The director of Maryland's embattled medical marijuana program has resigned, reports the Baltimore Sun, the second director to do so in the past two years. Patrick Jameson, a former state trooper, said in a statement that “the time has come for me to pursue other interests,” and will leave his position at the end of this month. The previous director of the program, Hannah Byron, resigned from the program in January 2016, leaving the program without a director until Jameson took office in April 2016.
Despite being legalized back in 2013, Maryland's medical cannabis program is still not fully operational due to a number of legal issues and departmental changes. The Maryland Medical Cannabis Commission (MMCC) took four years to finally award its permits and licenses to MMJ businesses, but the process was even further delayed by a number of lawsuits contesting the fairness of the licensing process. The state's Legislative Black Caucus sued the MMCC for failing to award licenses to minority business owners, and individual applicants to the program also sued after the commission approved lower-scoring applicantions based on their location in the state.
In April, Gov. Larry Hogan ordered a study to investigate whether minorities were getting equal opportunity access to the medical cannabis industry. The Legislative Black Caucus also proposed a bill to expand the state's program by adding licenses for minority business owners, but the legislation did not pass.
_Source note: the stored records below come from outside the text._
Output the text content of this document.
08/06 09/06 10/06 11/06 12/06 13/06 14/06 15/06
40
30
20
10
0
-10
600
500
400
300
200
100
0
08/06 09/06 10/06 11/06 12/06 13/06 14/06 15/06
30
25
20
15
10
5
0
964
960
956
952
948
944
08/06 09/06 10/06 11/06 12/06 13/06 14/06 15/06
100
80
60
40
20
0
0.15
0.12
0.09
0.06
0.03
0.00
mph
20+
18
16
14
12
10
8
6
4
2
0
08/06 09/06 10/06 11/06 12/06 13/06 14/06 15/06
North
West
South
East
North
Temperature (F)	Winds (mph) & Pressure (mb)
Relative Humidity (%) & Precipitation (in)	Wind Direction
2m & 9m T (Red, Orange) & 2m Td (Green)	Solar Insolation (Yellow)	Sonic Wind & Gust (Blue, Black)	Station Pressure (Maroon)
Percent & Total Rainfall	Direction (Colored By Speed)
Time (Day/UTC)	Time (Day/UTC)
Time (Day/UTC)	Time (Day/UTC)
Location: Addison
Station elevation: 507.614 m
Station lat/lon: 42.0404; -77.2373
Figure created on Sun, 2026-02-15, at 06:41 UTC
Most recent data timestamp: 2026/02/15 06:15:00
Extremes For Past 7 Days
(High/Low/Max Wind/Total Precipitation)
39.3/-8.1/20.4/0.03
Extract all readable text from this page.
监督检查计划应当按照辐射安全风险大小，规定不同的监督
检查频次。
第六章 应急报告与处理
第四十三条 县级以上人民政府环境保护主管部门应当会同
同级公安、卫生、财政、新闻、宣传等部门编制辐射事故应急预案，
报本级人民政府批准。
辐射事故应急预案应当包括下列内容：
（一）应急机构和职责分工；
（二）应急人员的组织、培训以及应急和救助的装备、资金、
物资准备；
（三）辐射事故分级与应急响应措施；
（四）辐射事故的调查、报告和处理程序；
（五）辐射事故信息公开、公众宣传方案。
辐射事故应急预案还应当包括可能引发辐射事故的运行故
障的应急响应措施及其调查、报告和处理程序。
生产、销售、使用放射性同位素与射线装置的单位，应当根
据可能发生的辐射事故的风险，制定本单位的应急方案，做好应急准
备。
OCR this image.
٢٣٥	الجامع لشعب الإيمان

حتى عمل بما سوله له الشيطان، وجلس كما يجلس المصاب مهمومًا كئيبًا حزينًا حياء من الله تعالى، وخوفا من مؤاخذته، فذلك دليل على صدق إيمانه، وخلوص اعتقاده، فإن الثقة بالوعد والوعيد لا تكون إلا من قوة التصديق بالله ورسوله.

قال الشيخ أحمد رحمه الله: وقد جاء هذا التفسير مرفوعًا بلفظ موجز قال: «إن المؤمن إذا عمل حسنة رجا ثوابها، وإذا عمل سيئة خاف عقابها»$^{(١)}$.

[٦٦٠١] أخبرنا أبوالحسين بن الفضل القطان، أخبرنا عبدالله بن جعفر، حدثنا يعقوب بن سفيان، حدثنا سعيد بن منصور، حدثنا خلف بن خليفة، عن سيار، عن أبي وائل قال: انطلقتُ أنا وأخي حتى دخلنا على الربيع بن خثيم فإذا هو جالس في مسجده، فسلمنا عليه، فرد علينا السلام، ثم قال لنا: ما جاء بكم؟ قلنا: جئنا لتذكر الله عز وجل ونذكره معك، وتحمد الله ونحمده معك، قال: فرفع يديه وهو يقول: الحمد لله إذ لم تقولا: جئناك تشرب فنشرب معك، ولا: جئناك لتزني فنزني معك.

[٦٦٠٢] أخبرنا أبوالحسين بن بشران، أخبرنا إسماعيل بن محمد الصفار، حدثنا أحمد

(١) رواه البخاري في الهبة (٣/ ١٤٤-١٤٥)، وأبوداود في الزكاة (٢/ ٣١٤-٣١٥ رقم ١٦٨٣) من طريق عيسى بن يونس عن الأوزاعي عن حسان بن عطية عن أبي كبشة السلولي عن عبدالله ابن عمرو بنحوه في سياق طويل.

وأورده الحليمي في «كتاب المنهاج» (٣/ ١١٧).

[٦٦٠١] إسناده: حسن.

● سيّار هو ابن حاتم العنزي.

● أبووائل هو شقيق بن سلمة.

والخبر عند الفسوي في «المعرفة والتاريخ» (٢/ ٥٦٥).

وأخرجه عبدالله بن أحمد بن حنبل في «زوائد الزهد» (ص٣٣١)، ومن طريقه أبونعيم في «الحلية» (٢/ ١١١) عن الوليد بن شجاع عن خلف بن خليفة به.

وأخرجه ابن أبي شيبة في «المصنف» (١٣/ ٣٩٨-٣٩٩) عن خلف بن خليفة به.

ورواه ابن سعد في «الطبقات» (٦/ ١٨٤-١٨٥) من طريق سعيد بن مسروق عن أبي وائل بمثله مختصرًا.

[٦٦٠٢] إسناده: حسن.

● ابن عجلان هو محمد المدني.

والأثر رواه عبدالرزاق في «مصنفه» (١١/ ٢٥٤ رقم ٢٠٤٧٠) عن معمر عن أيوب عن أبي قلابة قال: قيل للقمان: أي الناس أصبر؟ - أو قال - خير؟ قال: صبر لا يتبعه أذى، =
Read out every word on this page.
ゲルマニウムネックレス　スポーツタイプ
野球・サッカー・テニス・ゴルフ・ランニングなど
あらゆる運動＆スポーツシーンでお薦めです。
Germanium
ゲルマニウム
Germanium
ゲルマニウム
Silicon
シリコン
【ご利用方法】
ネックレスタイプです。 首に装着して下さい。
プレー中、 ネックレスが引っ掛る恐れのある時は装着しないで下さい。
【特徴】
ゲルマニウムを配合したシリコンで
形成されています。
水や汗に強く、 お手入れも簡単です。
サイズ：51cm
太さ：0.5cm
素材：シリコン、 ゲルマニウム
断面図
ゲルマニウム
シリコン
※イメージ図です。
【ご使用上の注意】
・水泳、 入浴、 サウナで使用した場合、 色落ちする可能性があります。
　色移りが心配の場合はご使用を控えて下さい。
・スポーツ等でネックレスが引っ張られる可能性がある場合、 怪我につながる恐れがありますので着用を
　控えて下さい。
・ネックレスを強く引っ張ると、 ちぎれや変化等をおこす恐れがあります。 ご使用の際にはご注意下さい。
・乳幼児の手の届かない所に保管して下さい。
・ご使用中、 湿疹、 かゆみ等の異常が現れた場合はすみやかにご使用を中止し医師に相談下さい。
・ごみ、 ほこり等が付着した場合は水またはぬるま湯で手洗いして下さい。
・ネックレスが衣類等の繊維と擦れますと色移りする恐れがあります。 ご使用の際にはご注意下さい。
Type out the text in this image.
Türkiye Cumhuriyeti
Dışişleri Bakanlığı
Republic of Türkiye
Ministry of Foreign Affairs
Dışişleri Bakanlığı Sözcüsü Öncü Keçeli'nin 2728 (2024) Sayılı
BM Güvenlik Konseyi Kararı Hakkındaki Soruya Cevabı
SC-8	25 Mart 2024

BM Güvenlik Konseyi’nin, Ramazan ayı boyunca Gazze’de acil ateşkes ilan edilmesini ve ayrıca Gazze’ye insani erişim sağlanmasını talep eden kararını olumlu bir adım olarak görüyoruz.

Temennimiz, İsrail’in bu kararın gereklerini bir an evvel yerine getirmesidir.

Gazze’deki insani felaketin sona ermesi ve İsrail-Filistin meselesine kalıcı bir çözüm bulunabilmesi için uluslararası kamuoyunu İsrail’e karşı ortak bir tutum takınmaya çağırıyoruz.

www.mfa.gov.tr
This summer, Hogan replaced ten of the commission's 16 members, doubling the number of minority commissioners from two to four.
Jameson began his stint as director while the MMCC was accepting over 1,000 applications for MMJ licenses, and is leaving just weeks before the deadline for medical cannabis dispensaries to open. Nearly 100 dispensaries in the state must be ready to operate by December 8th, or they could lose their chance to open at all. MMCC chairman Brian Lopez said that inspectors are currently reviewing the final applications for 40 of these dispensaries.
Lopez told the Baltimore Sun that the MMCC did not request Jameson's resignation, and that he wished the director well. “We think he worked very hard, and we think he did some very good things with the commission to make it more efficient,” said Lopez, who also noted that “the tone of the commission is changing.” In his resignation statement, Jameson said that “it has been an honor to help sick people and launch a new lucrative industry in Maryland.”